Yangon—Myanmar’s Revolutionary Council chairman and military dictator U Ne Win visited the US from Sept. 7 to 18 in 1966, four years after staging a coup. It was the fifth and last trip the dictator made to the US, after having last visited in 1950.
The US invited U Ne Win as a gesture of support for his efforts to maintain Myanmar’s non-alignment and independence, and as a reaffirmation of the country’s willingness to accept true neutrality as a Southeast Asian state.
Despite previous trips there, his September 1966 tour was U Ne Win’s first as a state leader. He was welcomed to the US on his first visit as a state leader there by US President Lyndon B. Johnson and UN Secretary General U Thant, who was also a Myanmar citizen.

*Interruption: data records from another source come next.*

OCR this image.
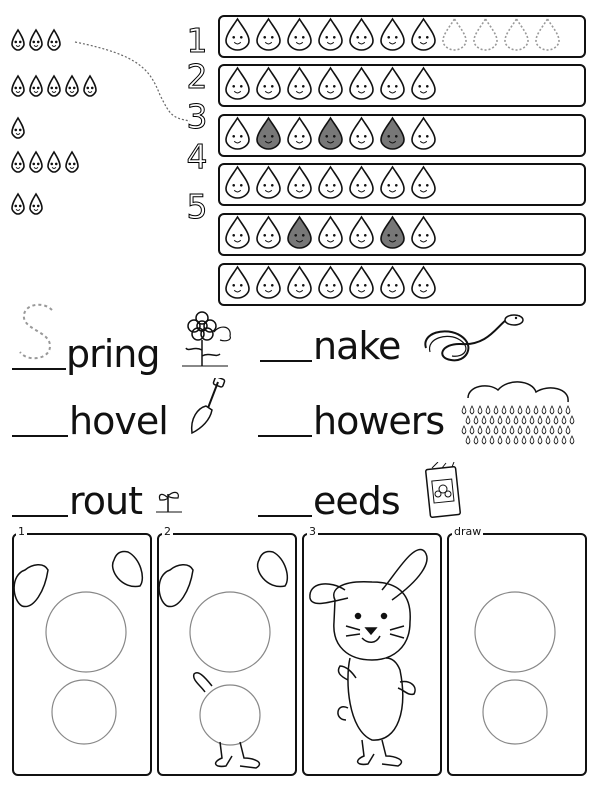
1
2
3
4
5
pring	nake
hovel	howers
rout	eeds
1	2	3	draw
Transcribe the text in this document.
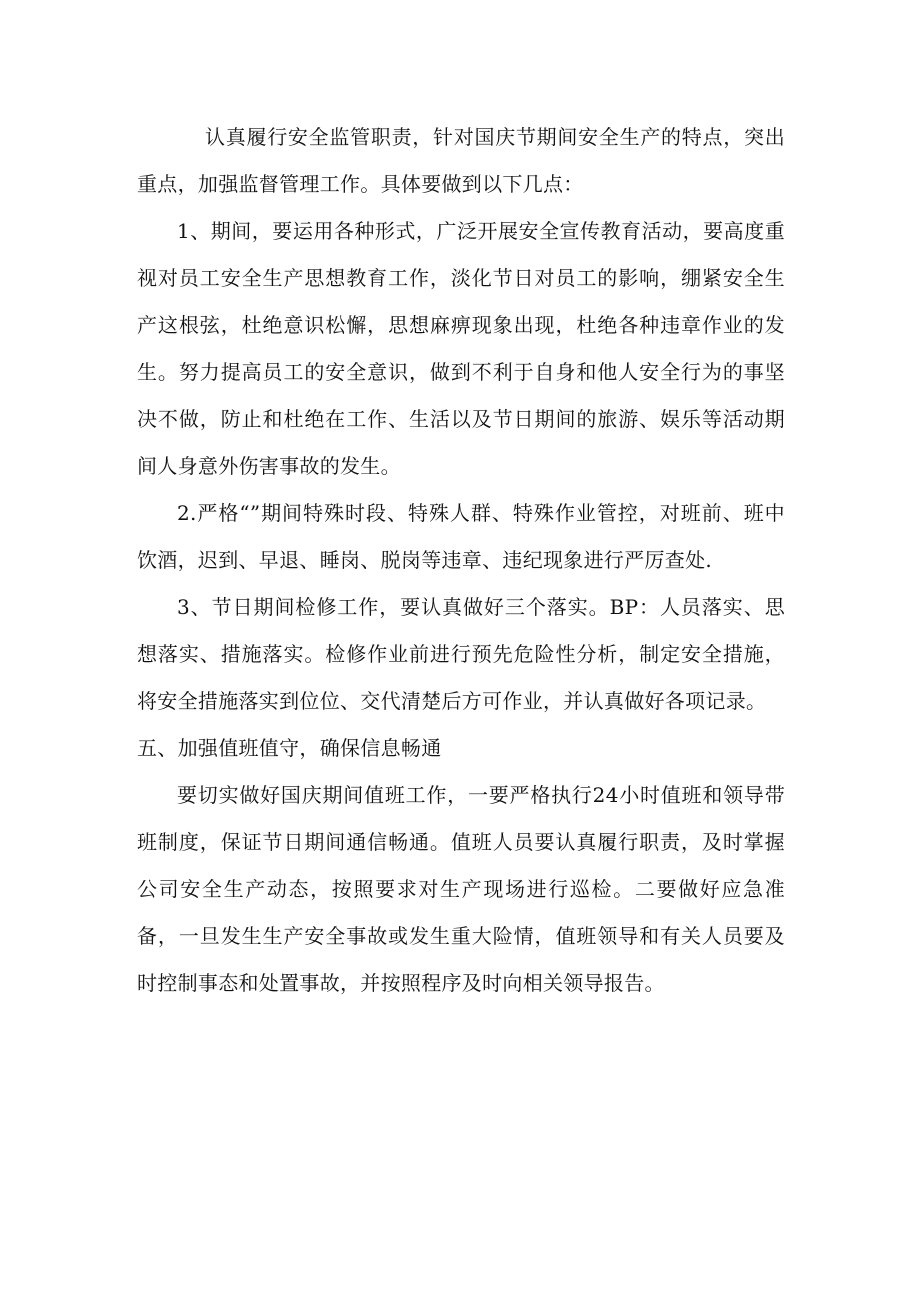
认真履行安全监管职责，针对国庆节期间安全生产的特点，突出重点，加强监督管理工作。具体要做到以下几点：

1、期间，要运用各种形式，广泛开展安全宣传教育活动，要高度重视对员工安全生产思想教育工作，淡化节日对员工的影响，绷紧安全生产这根弦，杜绝意识松懈，思想麻痹现象出现，杜绝各种违章作业的发生。努力提高员工的安全意识，做到不利于自身和他人安全行为的事坚决不做，防止和杜绝在工作、生活以及节日期间的旅游、娱乐等活动期间人身意外伤害事故的发生。

2.严格“”期间特殊时段、特殊人群、特殊作业管控，对班前、班中饮酒，迟到、早退、睡岗、脱岗等违章、违纪现象进行严厉查处.

3、节日期间检修工作，要认真做好三个落实。BP：人员落实、思想落实、措施落实。检修作业前进行预先危险性分析，制定安全措施，将安全措施落实到位位、交代清楚后方可作业，并认真做好各项记录。

五、加强值班值守，确保信息畅通

要切实做好国庆期间值班工作，一要严格执行24小时值班和领导带班制度，保证节日期间通信畅通。值班人员要认真履行职责，及时掌握公司安全生产动态，按照要求对生产现场进行巡检。二要做好应急准备，一旦发生生产安全事故或发生重大险情，值班领导和有关人员要及时控制事态和处置事故，并按照程序及时向相关领导报告。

According to an official statement, the US president expressed his understanding of Burma’s non-alignment policy, and both leaders affirmed their determination to strengthen friendly relations “in the mutual interest of their two peoples and in the service of the cause of peace and international understanding.”
President Johnson and U Ne Win held private talks on economic development and agricultural modernization in Myanmar during the visit.
U Ne Win and his wife, Daw Khin May Than, visited the White House, the UN headquarters and museums, among other places. The couple presented the US President and his wife with a teak coffee table, four chairs and a tea set.
Johnson and his wife presented a golf set to U Ne Win, who loved golf. The couple also gifted them a table clock, a gramophone and a music album for U Ne Win’s children left in Yangon.
At a press conference held after U Ne Win’s return to Myanmar, US officials, in response to questions from members of the press, said that no discussions were held regarding the arrest of Myanmar’s then-Prime Minister U Nu during the visit.
Four years prior, U Ne Win staged a coup; U Nu was still in detention from that coup in Yangon while U Ne Win was in the US.